UK grad, PR firm founder creates scholarship fund for Kernel editors

LEXINGTON, Ky. (April 19, 2012) — University of Kentucky alumnus and former Kentucky Kernel Editor Jack Guthrie (1963) has created a fund in the UK College of Communications and Information Studies to provide the equivalent of a full-tuition scholarship to future editors-in-chief of the Kernel, the independent student newspaper at UK.

The John R. “Jack” Guthrie Editor’s Scholarship will be supported indefinitely through the establishment of a $250,000 endowment. The scholarship was dedicated in the honor of former UK journalism professors J.A. “Mr. Mac” McCauley and R. Lewis “Lew” Donohew, who served as mentors to Guthrie. A ceremony to announce the scholarship was conducted in the Kernel newsroom, attended by past Kernel editors and advisers, current Kernel staffers, UK journalism faculty and students, and others.

“Being the editor of the Kernel is more than a full-time job,” Guthrie said. “It takes more than eight hours a day. When I was with the Kernel, we were here morning, noon and night. Throw in a couple of classes, and you don’t have time for a part-time job. If you do, then you’re really burning the candle at both ends.”

Guthrie, founder of Guthrie/Mayes Public Relations in Louisville, says he created the scholarship to make it easier for Kernel editors to dedicate themselves to the newspaper without having to worry about how to make ends meet, and to inspire more students to aspire to editorial leadership.

Becca Clemons, recently named editor for the 2012-13 school year, will be the scholarship’s first recipient.

“It’s already an incredible honor to be selected as editor-in-chief,” Clemons said. “This just makes it even more special.”

Among those making remarks at the ceremony was Donohew, now retired, who was adviser to the Kernel during Guthrie’s tenure as editor 49 years ago. Donohew credited Guthrie as the “father of the modern Kernel,” saying that the newspaper first became “hard-hitting” under Guthrie’s leadership. Donohew then introduced Dick Wilson, a Kentucky Journalism Hall of Famer who served for four decades with the Courier-Journal, as “Jack’s college roommate.”

During the 1962-63 school year, the Kernel reported on national issues such as the civil rights struggle and the Bay of Pigs invasion.

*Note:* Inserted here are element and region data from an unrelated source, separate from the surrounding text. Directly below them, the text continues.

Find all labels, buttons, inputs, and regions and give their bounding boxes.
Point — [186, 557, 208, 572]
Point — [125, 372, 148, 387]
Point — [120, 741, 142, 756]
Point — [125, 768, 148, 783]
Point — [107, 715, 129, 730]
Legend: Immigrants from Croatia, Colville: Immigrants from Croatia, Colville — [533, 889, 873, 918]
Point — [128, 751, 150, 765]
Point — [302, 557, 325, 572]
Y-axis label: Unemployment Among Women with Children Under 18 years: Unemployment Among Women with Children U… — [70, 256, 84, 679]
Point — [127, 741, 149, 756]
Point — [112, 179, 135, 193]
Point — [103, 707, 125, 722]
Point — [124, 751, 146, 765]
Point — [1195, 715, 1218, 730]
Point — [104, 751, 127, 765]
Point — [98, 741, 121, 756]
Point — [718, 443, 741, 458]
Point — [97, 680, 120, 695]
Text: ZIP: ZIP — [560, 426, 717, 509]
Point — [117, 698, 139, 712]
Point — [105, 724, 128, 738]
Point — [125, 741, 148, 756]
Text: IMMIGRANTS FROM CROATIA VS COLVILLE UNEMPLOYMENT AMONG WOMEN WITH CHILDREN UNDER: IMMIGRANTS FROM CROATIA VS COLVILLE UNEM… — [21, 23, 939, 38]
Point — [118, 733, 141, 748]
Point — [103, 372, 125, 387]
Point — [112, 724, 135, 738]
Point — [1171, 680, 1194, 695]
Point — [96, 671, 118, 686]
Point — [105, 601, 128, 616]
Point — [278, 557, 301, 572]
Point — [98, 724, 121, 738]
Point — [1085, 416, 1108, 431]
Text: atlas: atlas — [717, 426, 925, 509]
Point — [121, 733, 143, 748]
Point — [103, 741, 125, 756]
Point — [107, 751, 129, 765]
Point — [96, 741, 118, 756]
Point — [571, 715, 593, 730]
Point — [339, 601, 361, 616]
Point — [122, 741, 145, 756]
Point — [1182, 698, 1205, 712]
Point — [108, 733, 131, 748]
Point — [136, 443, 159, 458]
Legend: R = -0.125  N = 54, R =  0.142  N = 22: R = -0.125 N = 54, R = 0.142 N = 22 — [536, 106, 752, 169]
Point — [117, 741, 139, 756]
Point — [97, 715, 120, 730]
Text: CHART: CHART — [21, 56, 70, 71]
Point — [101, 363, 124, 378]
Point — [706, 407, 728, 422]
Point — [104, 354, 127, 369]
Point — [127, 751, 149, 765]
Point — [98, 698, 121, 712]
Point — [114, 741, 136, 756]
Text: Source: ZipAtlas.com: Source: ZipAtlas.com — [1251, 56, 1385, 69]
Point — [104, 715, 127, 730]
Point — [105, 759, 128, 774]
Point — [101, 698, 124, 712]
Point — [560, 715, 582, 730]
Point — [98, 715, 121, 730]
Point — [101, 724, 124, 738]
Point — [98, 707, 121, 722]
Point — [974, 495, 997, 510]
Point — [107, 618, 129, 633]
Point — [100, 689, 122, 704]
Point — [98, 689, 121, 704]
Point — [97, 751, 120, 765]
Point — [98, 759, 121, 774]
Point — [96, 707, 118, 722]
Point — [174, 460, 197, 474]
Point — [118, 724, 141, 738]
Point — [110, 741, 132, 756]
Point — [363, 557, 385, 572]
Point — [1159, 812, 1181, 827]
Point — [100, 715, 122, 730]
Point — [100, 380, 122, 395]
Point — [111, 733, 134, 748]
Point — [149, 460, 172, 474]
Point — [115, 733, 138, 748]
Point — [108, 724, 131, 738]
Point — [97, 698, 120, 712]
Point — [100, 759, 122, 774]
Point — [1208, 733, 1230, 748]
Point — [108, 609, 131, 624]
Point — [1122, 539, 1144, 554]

With Guthrie as editor, the Kernel initiated an editorial campaign that eventually led to the integration of athletics at UK, in spite of some strident opposition locally and throughout the Southeastern Conference.

“We saw ourselves as more than a campus paper,” Guthrie said. “We were the third-largest newspaper in the state, and sometimes we scooped the Herald and the Courier-Journal.”